6 de novembro de 2008

Policiamento da Atenção na Trilha

Resolvi escrever este texto como complemento ao texto do Alemão sobre "Policiamento da Atenção" no trânsito. Ultimamente tenho percebido um aumento na quantidade de acidentes na trilha, felizmente não muito graves, mas que geraram inevitáveis idas ao hospital, raios-x, ressonâncias, dias "de molho" sem pedalar etc.

Entendo que na maioria dos casos esses acidentes poderiam ter sido evitados se o biker estivesse mais atento a alguns elementos importantes do passeio, como:

- as orientações do líder do passeio;
- o terreno da trilha;
- o trânsito de autos e animais;
- os colegas de passeio;
- o seu próprio condicionamento físico;
- a sua bike;
- o horário do dia e as condições de clima.


Sei que é difícil tentar analisar esses elementos de forma isolada, mesmo porque lá na trilha tudo acontece ao mesmo tempo e de forma muito rápida, mas talvez se atentando a um ou dois elementos mais críticos você possa diminuir o risco de acidentes.

As orientações do líder

O líder do passeio é aquele (ou aquela) biker que conduz os demais. Ele conhece o percurso, os obstáculos, os pontos de parada etc. Ele tem informações importantes que fazem a diferença no quesito segurança. Portanto, essa pessoa deve ser ouvida, entendida e, se necessário, questionada.

É muito comum vermos bikers desatentos às orientações do líder. Isso é normal, mesmo porque estamos ali para relaxar e curtir, só que a falta de atenção aqui pode aumentar o risco de acidentes.

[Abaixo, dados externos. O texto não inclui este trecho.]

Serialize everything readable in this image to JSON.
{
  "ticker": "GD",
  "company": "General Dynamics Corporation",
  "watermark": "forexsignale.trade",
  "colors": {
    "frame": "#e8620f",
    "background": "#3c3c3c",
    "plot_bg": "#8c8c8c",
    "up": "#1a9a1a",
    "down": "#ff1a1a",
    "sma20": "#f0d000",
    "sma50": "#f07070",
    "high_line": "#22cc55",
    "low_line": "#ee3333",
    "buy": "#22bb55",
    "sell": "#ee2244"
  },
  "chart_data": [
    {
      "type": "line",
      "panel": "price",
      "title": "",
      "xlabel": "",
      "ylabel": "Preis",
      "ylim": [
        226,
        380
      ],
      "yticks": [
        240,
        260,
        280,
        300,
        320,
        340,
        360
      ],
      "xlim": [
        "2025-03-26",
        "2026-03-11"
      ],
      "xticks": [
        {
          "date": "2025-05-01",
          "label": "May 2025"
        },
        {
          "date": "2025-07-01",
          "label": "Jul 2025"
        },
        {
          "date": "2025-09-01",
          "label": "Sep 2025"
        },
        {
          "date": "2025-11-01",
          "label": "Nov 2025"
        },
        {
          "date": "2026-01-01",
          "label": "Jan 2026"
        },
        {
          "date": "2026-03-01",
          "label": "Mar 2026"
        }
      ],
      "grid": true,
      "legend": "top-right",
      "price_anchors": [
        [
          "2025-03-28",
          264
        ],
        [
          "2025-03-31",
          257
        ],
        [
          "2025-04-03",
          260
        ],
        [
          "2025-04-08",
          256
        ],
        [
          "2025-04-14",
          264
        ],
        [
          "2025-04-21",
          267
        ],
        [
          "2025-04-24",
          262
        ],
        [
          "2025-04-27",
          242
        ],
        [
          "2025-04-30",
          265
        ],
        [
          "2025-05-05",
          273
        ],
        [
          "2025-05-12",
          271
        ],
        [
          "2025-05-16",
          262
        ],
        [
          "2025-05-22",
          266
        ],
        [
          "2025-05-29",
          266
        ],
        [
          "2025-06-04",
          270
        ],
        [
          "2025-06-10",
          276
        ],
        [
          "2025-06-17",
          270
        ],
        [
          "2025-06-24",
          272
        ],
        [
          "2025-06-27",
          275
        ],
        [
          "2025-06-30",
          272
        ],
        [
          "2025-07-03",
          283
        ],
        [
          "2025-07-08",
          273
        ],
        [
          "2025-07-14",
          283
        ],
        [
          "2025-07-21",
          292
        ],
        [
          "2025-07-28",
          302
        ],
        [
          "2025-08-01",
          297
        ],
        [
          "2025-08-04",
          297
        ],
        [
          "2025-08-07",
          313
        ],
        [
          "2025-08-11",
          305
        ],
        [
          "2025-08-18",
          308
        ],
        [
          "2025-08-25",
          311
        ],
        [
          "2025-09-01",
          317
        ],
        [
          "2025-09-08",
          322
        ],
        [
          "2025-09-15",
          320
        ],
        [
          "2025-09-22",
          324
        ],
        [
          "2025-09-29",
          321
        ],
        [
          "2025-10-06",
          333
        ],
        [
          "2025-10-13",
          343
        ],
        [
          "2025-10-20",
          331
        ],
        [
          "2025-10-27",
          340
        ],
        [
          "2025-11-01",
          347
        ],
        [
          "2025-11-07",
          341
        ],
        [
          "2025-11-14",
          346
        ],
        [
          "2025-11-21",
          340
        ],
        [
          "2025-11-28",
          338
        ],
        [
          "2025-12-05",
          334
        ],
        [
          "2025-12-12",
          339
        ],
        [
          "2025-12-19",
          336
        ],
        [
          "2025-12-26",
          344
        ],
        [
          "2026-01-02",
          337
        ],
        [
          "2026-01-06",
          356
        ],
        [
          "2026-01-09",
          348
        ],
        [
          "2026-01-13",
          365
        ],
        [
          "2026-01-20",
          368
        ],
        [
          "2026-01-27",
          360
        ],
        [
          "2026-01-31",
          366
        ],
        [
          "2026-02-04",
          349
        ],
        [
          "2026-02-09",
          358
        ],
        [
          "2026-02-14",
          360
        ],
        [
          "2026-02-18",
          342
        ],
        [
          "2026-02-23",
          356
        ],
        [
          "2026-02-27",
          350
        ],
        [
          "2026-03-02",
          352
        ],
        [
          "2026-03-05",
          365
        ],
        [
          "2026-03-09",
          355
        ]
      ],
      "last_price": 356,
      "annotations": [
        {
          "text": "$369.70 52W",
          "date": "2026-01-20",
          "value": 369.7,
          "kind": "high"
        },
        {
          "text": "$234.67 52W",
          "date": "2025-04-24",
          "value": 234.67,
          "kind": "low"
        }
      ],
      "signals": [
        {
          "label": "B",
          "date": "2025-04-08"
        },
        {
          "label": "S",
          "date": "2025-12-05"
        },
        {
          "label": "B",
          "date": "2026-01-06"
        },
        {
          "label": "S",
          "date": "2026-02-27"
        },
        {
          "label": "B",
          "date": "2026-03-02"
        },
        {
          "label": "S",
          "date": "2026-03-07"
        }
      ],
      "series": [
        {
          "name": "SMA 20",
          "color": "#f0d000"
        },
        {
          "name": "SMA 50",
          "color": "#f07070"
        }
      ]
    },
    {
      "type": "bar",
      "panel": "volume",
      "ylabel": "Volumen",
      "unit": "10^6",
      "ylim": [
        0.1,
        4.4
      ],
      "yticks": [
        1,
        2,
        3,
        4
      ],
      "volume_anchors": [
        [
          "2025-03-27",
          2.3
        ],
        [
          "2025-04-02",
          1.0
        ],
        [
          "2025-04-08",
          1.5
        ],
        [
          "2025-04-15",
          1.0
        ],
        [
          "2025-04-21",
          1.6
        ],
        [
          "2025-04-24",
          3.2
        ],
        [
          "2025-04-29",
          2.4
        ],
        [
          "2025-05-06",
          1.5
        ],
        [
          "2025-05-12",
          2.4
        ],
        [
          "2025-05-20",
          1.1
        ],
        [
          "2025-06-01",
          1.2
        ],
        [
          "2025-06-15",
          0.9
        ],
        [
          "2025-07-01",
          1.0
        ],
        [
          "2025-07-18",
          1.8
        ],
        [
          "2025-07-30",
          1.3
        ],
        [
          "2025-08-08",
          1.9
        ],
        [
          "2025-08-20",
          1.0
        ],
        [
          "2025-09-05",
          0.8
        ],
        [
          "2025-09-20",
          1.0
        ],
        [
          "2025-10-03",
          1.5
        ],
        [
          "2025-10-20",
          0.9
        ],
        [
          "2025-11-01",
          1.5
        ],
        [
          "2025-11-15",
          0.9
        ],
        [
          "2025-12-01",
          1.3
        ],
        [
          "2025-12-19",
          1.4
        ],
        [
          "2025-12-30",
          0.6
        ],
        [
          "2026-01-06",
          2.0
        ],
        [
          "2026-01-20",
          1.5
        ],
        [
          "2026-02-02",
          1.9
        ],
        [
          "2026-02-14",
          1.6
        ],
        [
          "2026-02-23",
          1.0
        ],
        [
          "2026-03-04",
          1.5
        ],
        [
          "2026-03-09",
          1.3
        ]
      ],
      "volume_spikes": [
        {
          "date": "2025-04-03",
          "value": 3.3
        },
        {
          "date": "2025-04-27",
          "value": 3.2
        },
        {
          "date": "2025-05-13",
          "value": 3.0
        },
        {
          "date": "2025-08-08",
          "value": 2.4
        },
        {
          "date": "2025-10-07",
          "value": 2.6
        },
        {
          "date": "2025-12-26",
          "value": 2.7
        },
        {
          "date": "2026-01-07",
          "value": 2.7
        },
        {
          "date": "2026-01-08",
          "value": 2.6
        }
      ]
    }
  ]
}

Quando o líder disser que há, por exemplo, erosões muito profundas na trilha ou terreno escorregadio, você deve avaliar o risco e pensar como irá agir. Não deixe para pensar na momento em que perceber o obstáculo na trilha, pode ser tarde demais.

O terreno

Em se tratando de mountain bike, o terreno é o que dita o nível de emoção (e adrenalina) dos bikers. Não há nada mais gostoso do que a sensação de superar terrenos difíceis. É uma vitória pessoal. Mas o terreno é também o maior responsável pelos acidentes entre os bikers. As situações são infinitas, então não tenho a pretensão de esgotá-las aqui, mas dá para dizer que a grande maioria dos acidentes acontece quando a bicicleta escorrega ou pára de repente.

No primero caso, a bike pode escorregar porque o terreno está liso (lama ou limo) ou possui pedras soltas que funcionam como as bolinhas de gude (se você não sabe o que é uma bolinha de gude, meus pêsames, mas você não teve infância). Então, o correto é diminuir a velocidade, pois se o tombo for inevitável, pelo menos ele será numa velocidade mais baixa. Não trave a roda traseira, nem use o freio dianteiro com muita força, senão a bike pode responder de forma rápida e inesperada.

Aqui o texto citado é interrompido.